Assessing the impact of autologous virus neutralizing antibodies on viral rebound time in postnatally SHIV-infected ART-treated infant rhesus macaques.

While the benefits of early antiretroviral therapy (ART) initiation in perinatally infected infants are well documented, early initiation is not always possible in postnatal pediatric HIV infections. The timing of ART initiation is likely to affect the size of the latent viral reservoir established, as well as the development of adaptive immune responses, such as the generation of neutralizing antibody responses against the virus. How these parameters impact the ability of infants to control viremia and the time to viral rebound after ART interruption is unclear and has never been modeled in infants. To investigate this question we used an infant nonhuman primate Simian/Human Immunodeficiency Virus (SHIV) infection model. Infant Rhesus macaques (RMs) were orally challenged with SHIV.C.CH505 375H dCT and either given ART at 4-7 days post-infection (early ART condition), at 2 weeks post-infection (intermediate ART condition), or at 8 weeks post-infection (late ART condition). These infants were then monitored for up to 60 months post-infection with serial viral load and immune measurements. To gain insight into early after analytic treatment interruption (ATI), we constructed mathematical models to investigate the effect of time of ART initiation in delaying viral rebound when treatment is interrupted, focusing on the relative contributions of latent reservoir size and autologous virus neutralizing antibody responses.
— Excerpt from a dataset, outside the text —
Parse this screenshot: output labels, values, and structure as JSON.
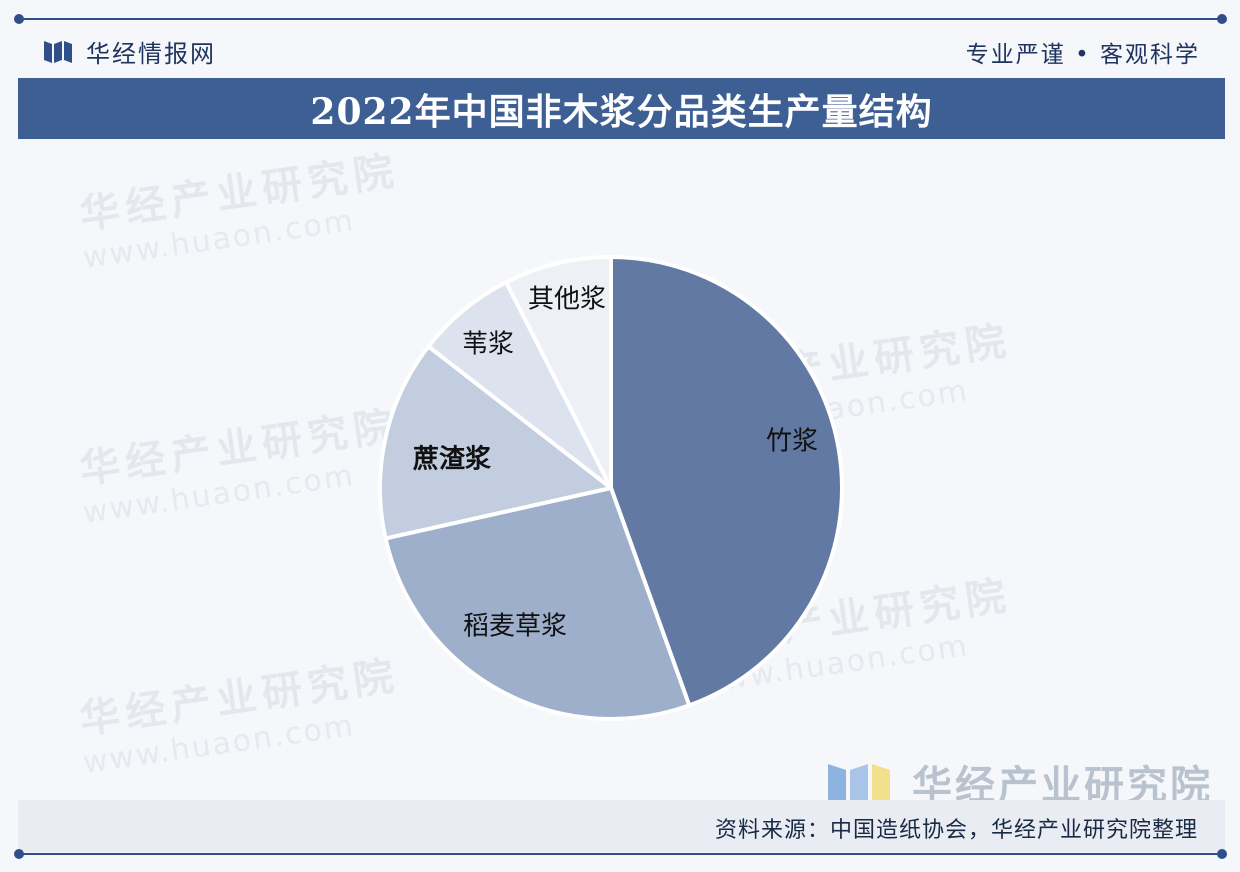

We developed a stochastic mathematical model to investigate the joint effect of latent reservoir size, the autologous neutralizing antibody potency, and CD4+ T cell levels on the time to viral rebound for RMs rebounding up to 60 days post-ATI. We find that the latent reservoir size is an important determinant in explaining time to viral rebound in infant macaques by affecting the growth rate of the virus. The presence of neutralizing antibodies can also delay rebound, but we find this effect for high potency antibody responses only. Finally, we discuss the therapeutic implications of our findings.